O interesse pelo desporto nasceu muito antes de descobrir que queria ser polícia. Natural do Barreiro, a mais nova de cinco irmãos cedo soube o que era ir treinar para o ginásio. Aos dez anos, dava os primeiros passos no kickboxing, influenciada pela irmã e pelo cunhado, treinadores na modalidade. E o 'bichinho' foi-se instalando. A primeira medalha ganhou-a aos 16 anos, ao vencer o campeonato europeu, em Castro Marim. O muay thai veio pouco depois. Fui aprofundando os movimentos nos treinos. E a dada altura tive o privilégio de ir ao ginásio do Nuno Neves e ser treinada pelo melhor atleta português. Em poucos meses, passou a fazer parte da selecção nacional.

A carreira policial começou a desenhar-se nessa altura. Influenciada pelo cunhado, agente no Corpo de Intervenção da PSP, candidatou-se ao Instituto Superior de Ciências Policiais aos 17 anos, terminado o 12.º ano. Foi passando em todas as provas e entrou. Mas logo nesse ano teve de fazer uma escolha decisiva. A minha primeira semana de integração no Instituto coincidia com um campeonato do mundo. Ainda tentei perceber se podia entrar depois, mas tive de escolher: ou o mundial ou a polícia. Marisa não hesitou: Pensei 'não vou pôr de lado uma coisa que quero muito por outra que posso recuperar depois'. Para ela, menina certinha com uma educação tradicional e vários atletas na família, a polícia era o caminho natural. Tenho um sentido de missão, ponho os outros em primeiro lugar e estava habituada a regras e a disciplina.

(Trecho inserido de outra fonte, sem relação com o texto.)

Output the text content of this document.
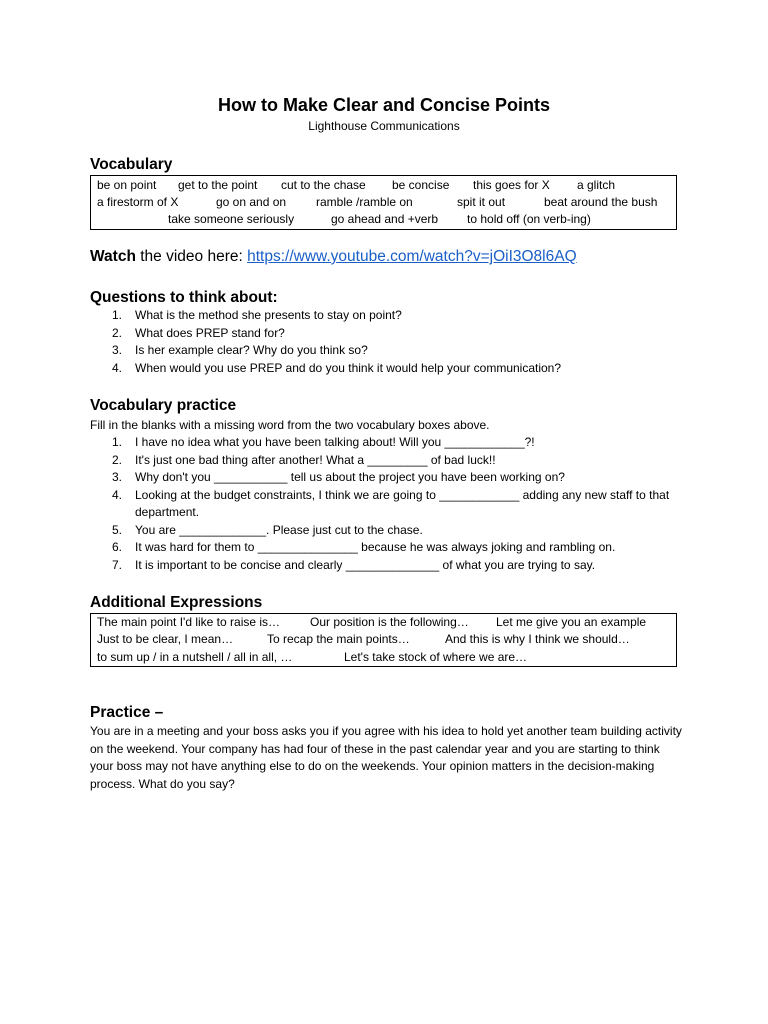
How to Make Clear and Concise Points
Lighthouse Communications
Vocabulary
be on point get to the point cut to the chase be concise this goes for X a glitch
a firestorm of X	go on and on ramble /ramble on	spit it out	beat around the bush
take someone seriously	go ahead and +verb to hold off (on verb-ing)
Watch the video here: https://www.youtube.com/watch?v=jOiI3O8l6AQ
Questions to think about:
1.	What is the method she presents to stay on point?
2.	What does PREP stand for?
3.	Is her example clear? Why do you think so?
4.	When would you use PREP and do you think it would help your communication?
Vocabulary practice
Fill in the blanks with a missing word from the two vocabulary boxes above.
1.	I have no idea what you have been talking about! Will you ____________?!
2.	It's just one bad thing after another! What a _________ of bad luck!!
3.	Why don't you ___________ tell us about the project you have been working on?
4.	Looking at the budget constraints, I think we are going to ____________ adding any new staff to that department.
5.	You are _____________. Please just cut to the chase.
6.	It was hard for them to _______________ because he was always joking and rambling on.
7.	It is important to be concise and clearly ______________ of what you are trying to say.
Additional Expressions
The main point I'd like to raise is… Our position is the following… Let me give you an example
Just to be clear, I mean…	To recap the main points…	And this is why I think we should…
to sum up / in a nutshell / all in all, …	Let's take stock of where we are…
Practice –
You are in a meeting and your boss asks you if you agree with his idea to hold yet another team building activity on the weekend. Your company has had four of these in the past calendar year and you are starting to think your boss may not have anything else to do on the weekends. Your opinion matters in the decision-making process. What do you say?
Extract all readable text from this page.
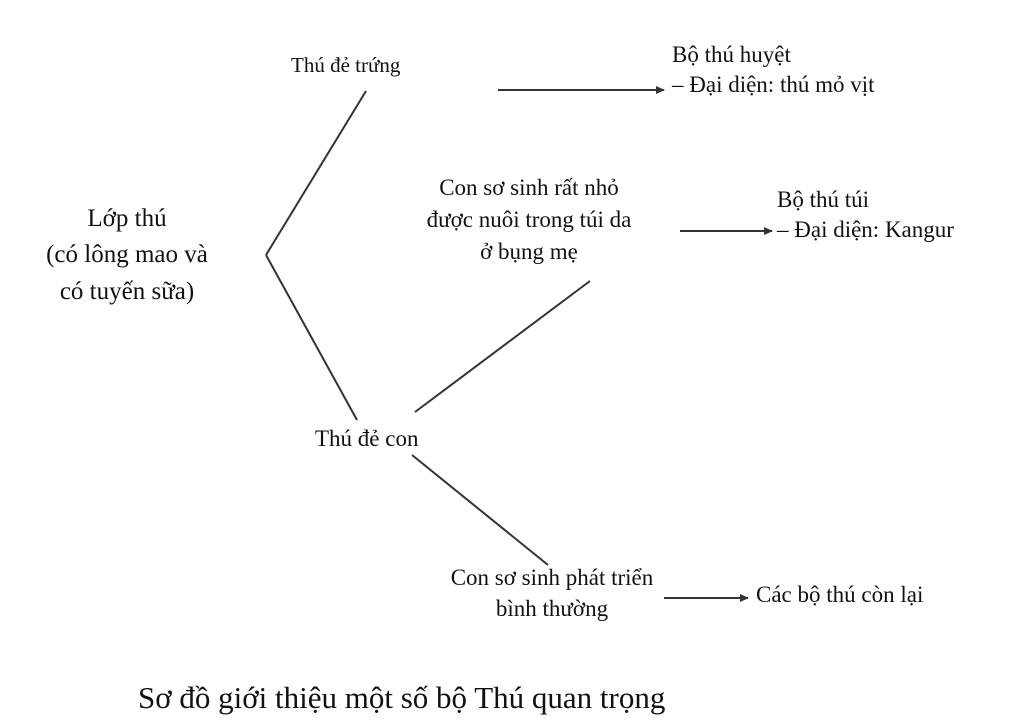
Lớp thú
(có lông mao và
có tuyến sữa)
Thú đẻ trứng	Bộ thú huyệt
– Đại diện: thú mỏ vịt
Con sơ sinh rất nhỏ
được nuôi trong túi da
ở bụng mẹ
Bộ thú túi
– Đại diện: Kangur
Thú đẻ con
Con sơ sinh phát triển
bình thường
Các bộ thú còn lại
Sơ đồ giới thiệu một số bộ Thú quan trọng
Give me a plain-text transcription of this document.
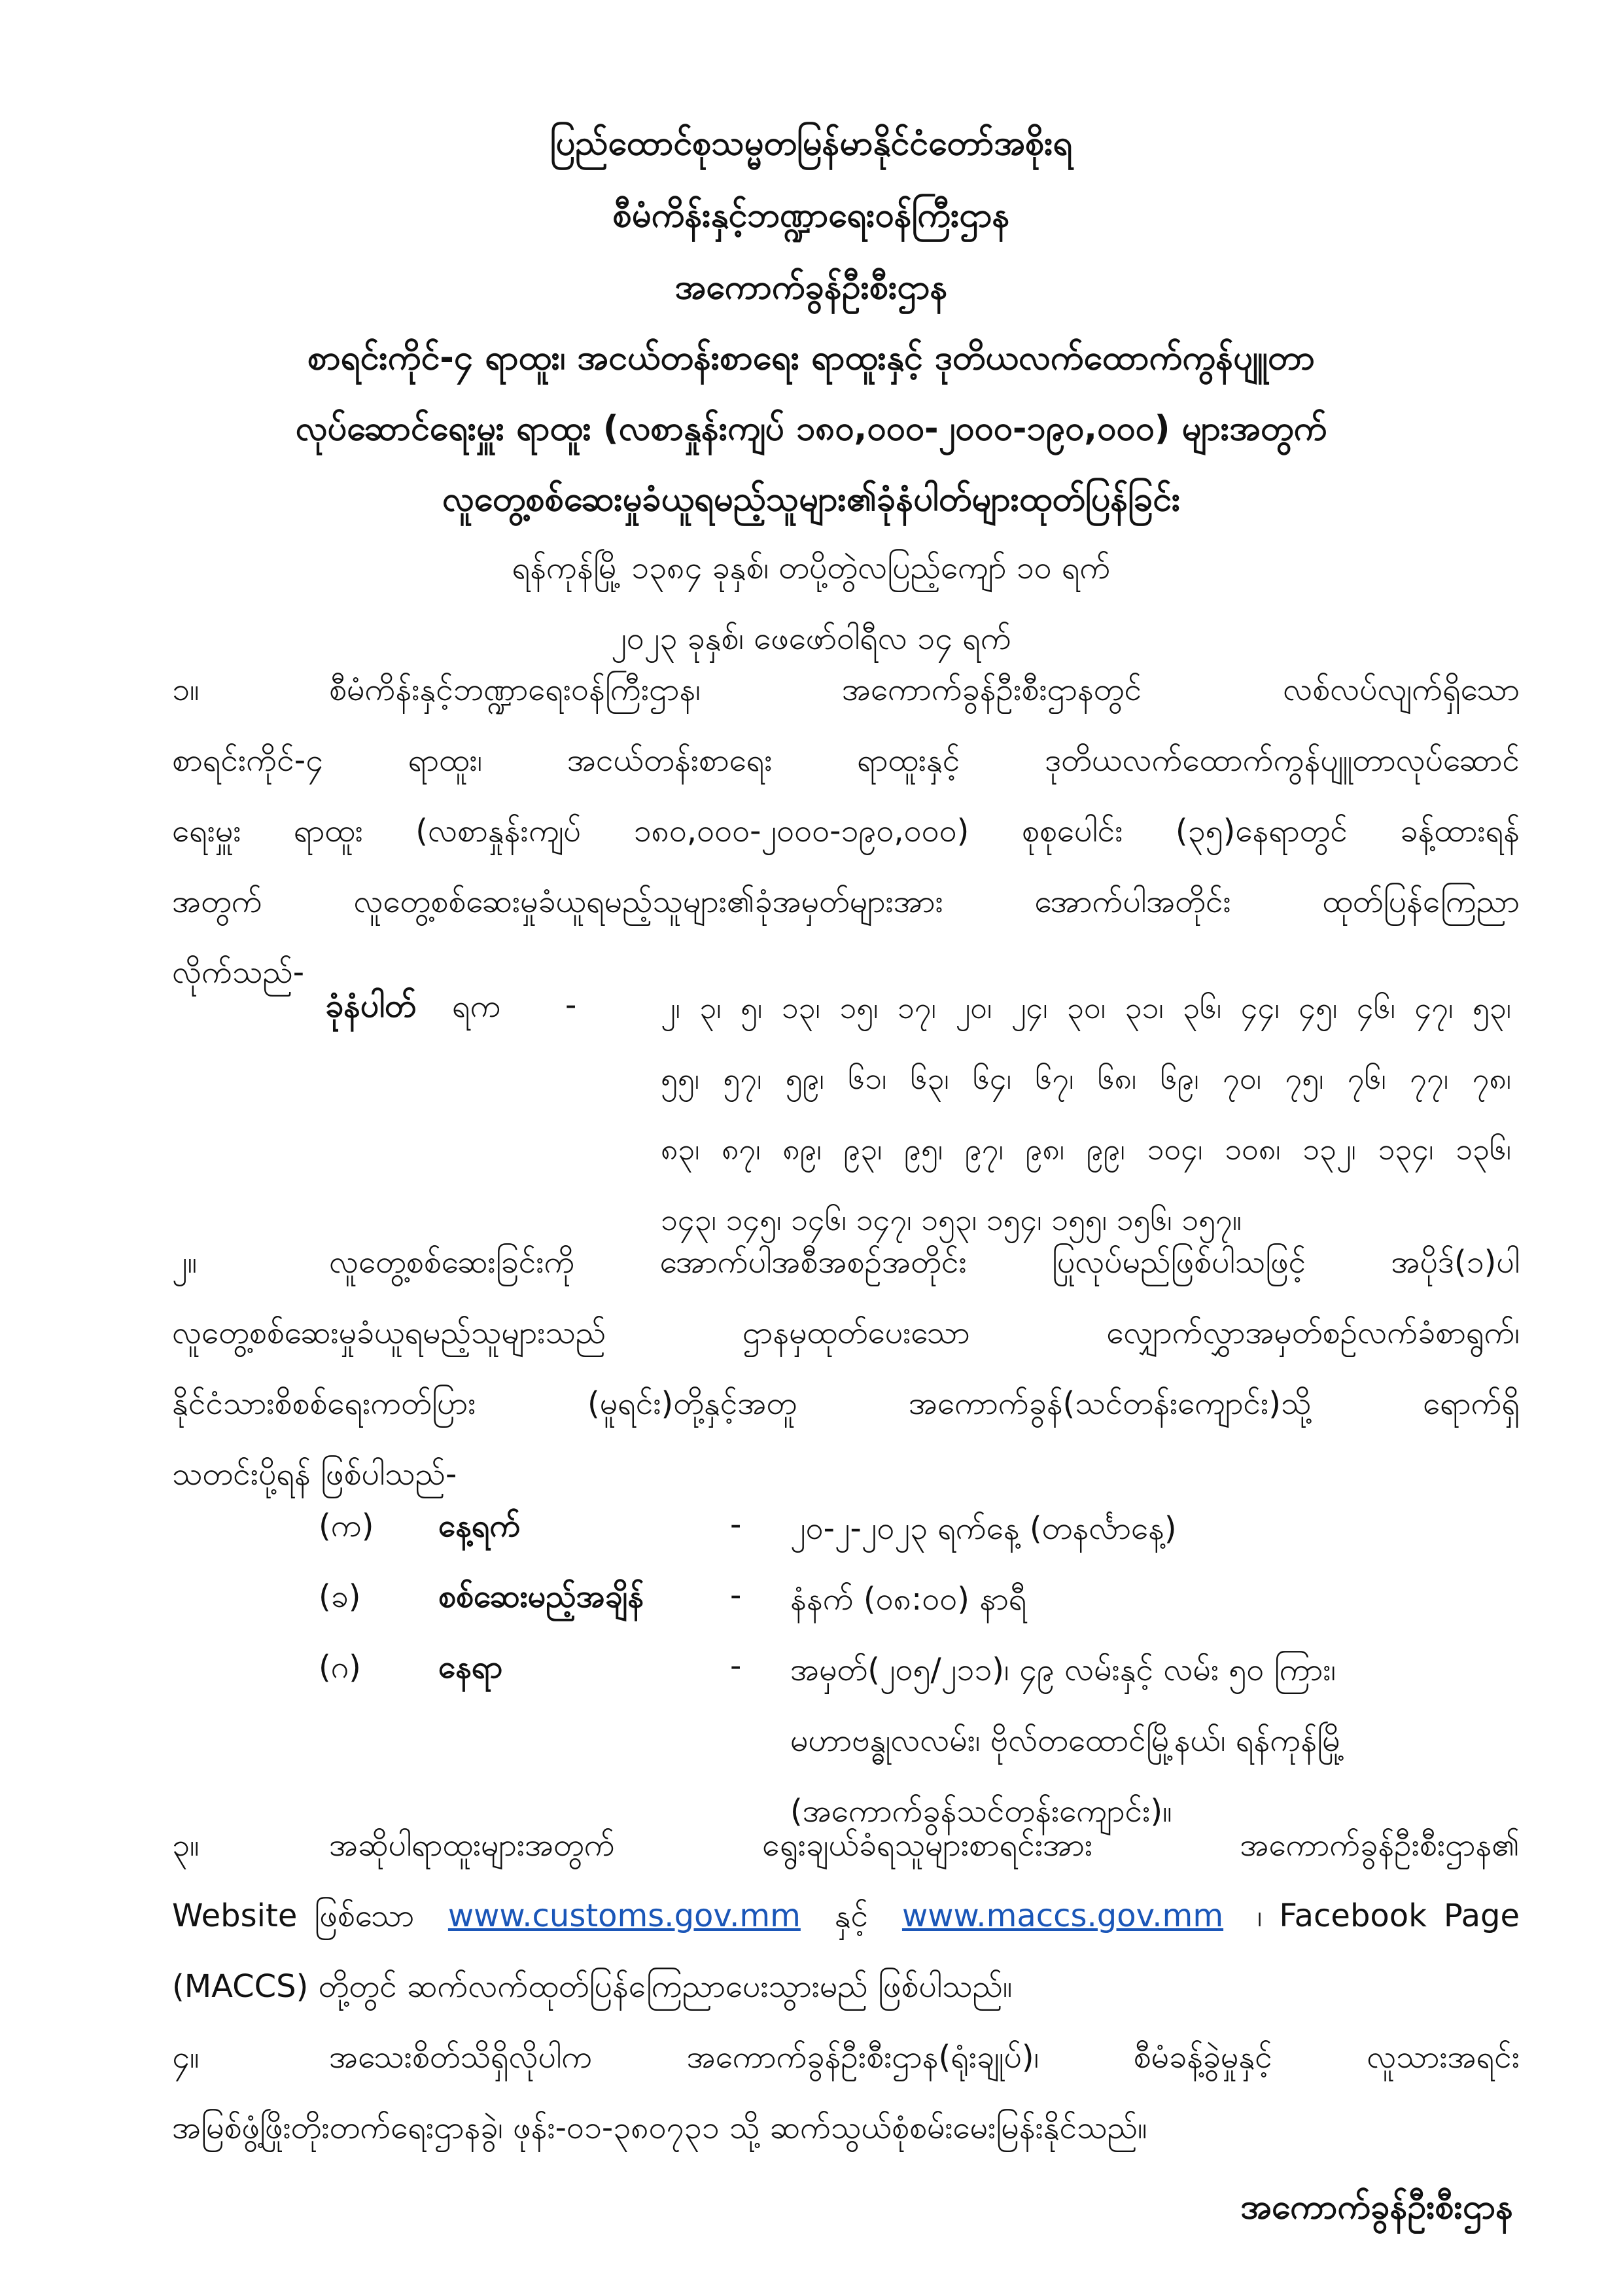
ပြည်ထောင်စုသမ္မတမြန်မာနိုင်ငံတော်အစိုးရ
စီမံကိန်းနှင့်ဘဏ္ဍာရေးဝန်ကြီးဌာန
အကောက်ခွန်ဦးစီးဌာန
စာရင်းကိုင်-၄ ရာထူး၊ အငယ်တန်းစာရေး ရာထူးနှင့် ဒုတိယလက်ထောက်ကွန်ပျူတာ
လုပ်ဆောင်ရေးမှူး ရာထူး (လစာနှုန်းကျပ် ၁၈၀,၀၀၀-၂၀၀၀-၁၉၀,၀၀၀) များအတွက်
လူတွေ့စစ်ဆေးမှုခံယူရမည့်သူများ၏ခုံနံပါတ်များထုတ်ပြန်ခြင်း
ရန်ကုန်မြို့ ၁၃၈၄ ခုနှစ်၊ တပို့တွဲလပြည့်ကျော် ၁၀ ရက်
၂၀၂၃ ခုနှစ်၊ ဖေဖော်ဝါရီလ ၁၄ ရက်
၁။	စီမံကိန်းနှင့်ဘဏ္ဍာရေးဝန်ကြီးဌာန၊ အကောက်ခွန်ဦးစီးဌာနတွင် လစ်လပ်လျက်ရှိသော
စာရင်းကိုင်-၄ ရာထူး၊ အငယ်တန်းစာရေး ရာထူးနှင့် ဒုတိယလက်ထောက်ကွန်ပျူတာလုပ်ဆောင်
ရေးမှူး ရာထူး (လစာနှုန်းကျပ် ၁၈၀,၀၀၀-၂၀၀၀-၁၉၀,၀၀၀) စုစုပေါင်း (၃၅)နေရာတွင် ခန့်ထားရန်
အတွက် လူတွေ့စစ်ဆေးမှုခံယူရမည့်သူများ၏ခုံအမှတ်များအား အောက်ပါအတိုင်း ထုတ်ပြန်ကြေညာ
လိုက်သည်-
ခုံနံပါတ် ရက -	၂၊ ၃၊ ၅၊ ၁၃၊ ၁၅၊ ၁၇၊ ၂၀၊ ၂၄၊ ၃၀၊ ၃၁၊ ၃၆၊ ၄၄၊ ၄၅၊ ၄၆၊ ၄၇၊ ၅၃၊
၅၅၊ ၅၇၊ ၅၉၊ ၆၁၊ ၆၃၊ ၆၄၊ ၆၇၊ ၆၈၊ ၆၉၊ ၇၀၊ ၇၅၊ ၇၆၊ ၇၇၊ ၇၈၊
၈၃၊ ၈၇၊ ၈၉၊ ၉၃၊ ၉၅၊ ၉၇၊ ၉၈၊ ၉၉၊ ၁၀၄၊ ၁၀၈၊ ၁၃၂၊ ၁၃၄၊ ၁၃၆၊
၁၄၃၊ ၁၄၅၊ ၁၄၆၊ ၁၄၇၊ ၁၅၃၊ ၁၅၄၊ ၁၅၅၊ ၁၅၆၊ ၁၅၇။
၂။	လူတွေ့စစ်ဆေးခြင်းကို အောက်ပါအစီအစဉ်အတိုင်း ပြုလုပ်မည်ဖြစ်ပါသဖြင့် အပိုဒ်(၁)ပါ
လူတွေ့စစ်ဆေးမှုခံယူရမည့်သူများသည် ဌာနမှထုတ်ပေးသော လျှောက်လွှာအမှတ်စဉ်လက်ခံစာရွက်၊
နိုင်ငံသားစိစစ်ရေးကတ်ပြား (မူရင်း)တို့နှင့်အတူ အကောက်ခွန်(သင်တန်းကျောင်း)သို့ ရောက်ရှိ
သတင်းပို့ရန် ဖြစ်ပါသည်-
(က) နေ့ရက်	- ၂၀-၂-၂၀၂၃ ရက်နေ့ (တနင်္လာနေ့)
(ခ) စစ်ဆေးမည့်အချိန်	- နံနက် (၀၈:၀၀) နာရီ
(ဂ) နေရာ	- အမှတ်(၂၀၅/၂၁၁)၊ ၄၉ လမ်းနှင့် လမ်း ၅၀ ကြား၊
မဟာဗန္ဓုလလမ်း၊ ဗိုလ်တထောင်မြို့နယ်၊ ရန်ကုန်မြို့
(အကောက်ခွန်သင်တန်းကျောင်း)။
၃။	အဆိုပါရာထူးများအတွက် ရွေးချယ်ခံရသူများစာရင်းအား အကောက်ခွန်ဦးစီးဌာန၏
Website ဖြစ်သော www.customs.gov.mm နှင့် www.maccs.gov.mm ၊ Facebook Page
(MACCS) တို့တွင် ဆက်လက်ထုတ်ပြန်ကြေညာပေးသွားမည် ဖြစ်ပါသည်။
၄။	အသေးစိတ်သိရှိလိုပါက အကောက်ခွန်ဦးစီးဌာန(ရုံးချုပ်)၊ စီမံခန့်ခွဲမှုနှင့် လူသားအရင်း
အမြစ်ဖွံ့ဖြိုးတိုးတက်ရေးဌာနခွဲ၊ ဖုန်း-၀၁-၃၈၀၇၃၁ သို့ ဆက်သွယ်စုံစမ်းမေးမြန်းနိုင်သည်။
အကောက်ခွန်ဦးစီးဌာန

Determinada por natureza, sempre conseguiu conciliar as duas paixões e, mesmo durante os cinco anos do curso, tirado em regime de internato (só saía aos fins-de-semana), nunca suspendeu os treinos e os combates – ia ao ginásio todas as sextas e sábados. Notava alguma dificuldade nos campeonatos, mas continuava a praticar. Aliás, ainda estava no instituto quando ganhei o primeiro título do mundo como profissional.
 
'No ringue, tento usar mais a técnica do que a força'

Concluído o curso, Marisa Pires foi colocada em Faro, mas ao fim de um ano voltou para a capital, onde passou a comandar, desde Julho do ano passado, a 11.ª esquadra, na Penha de França, onde tem a cargo mais de 50 homens. Uma tarefa que não a intimida. O desporto preparou-me de certa forma para esta função: disciplinou-me e tornou-me mais responsável. Estou, de resto, habituada a treinar pessoas mais velhas desde os 16 anos, quando substituía a minha irmã como treinadora, explica a atleta, que se diz calma quer como polícia quer como lutadora. Nunca tive nenhum stresse nem procuro conflitos. Mesmo no ringue, tento usar mais a técnica do que a força. E isso também de reflecte no meu serviço: tento ponderar todos os conflitos.

Com um horário exigente (os turnos de 24 horas são frequentes), o dia-a-dia desta mulher não é fácil: Acordo às sete da manhã, saio do serviço por norma nunca antes das 19h e treino todos os dias. Chego a casa pelas 23h30 e deito-me uma hora depois. Por dia, treina em média duas horas num ginásio da Baixa da Banheira e mesmo ao fim-de-semana não faz pausas. Qual é o segredo? Quando queremos muito uma coisa, encontramos sempre forças. Mas nunca prejudiquei a minha profissão por causa de um treino ou competição. O resto, diz, é pura disciplina, até na dieta – o peso é controlado ao pormenor. Tenho por norma 61 kg, mas consigo descer com alimentação e treino específico. Na altura dos combates, não como pão, tenho muito cuidado com os hidratos (prefiro batata-doce a massas e arroz) e claro que o álcool e o tabaco são proibidos.

Numa modalidade onde as mulheres são raras, o objectivo de Marisa é manter-se em forma para conservar os títulos e ficar sempre entre as melhores. Normalmente esta carreira acaba por volta dos 35 anos, porque a recuperação de lesões é mais difícil e os hematomas já não se curam da mesma forma. No entanto, espero competir até as canelas aguentarem. Sei que ainda posso ganhar mais cinturões, diz a atleta, que confessa ter outro sonho – fazer um estágio de um mês na Tailândia para 'beber' a tradição e os conhecimentos da terra mãe do muay thai, mas para isso preciso de patrocínios….

Nunca se sabe. Os desafios são tudo para Marisa Pires, que quer entrar um dia no Corpo de Intervenção ou no Grupo de Operações Especiais. Era interessante, afinal não há nenhuma mulher nestas elites…, remata, com um sorriso.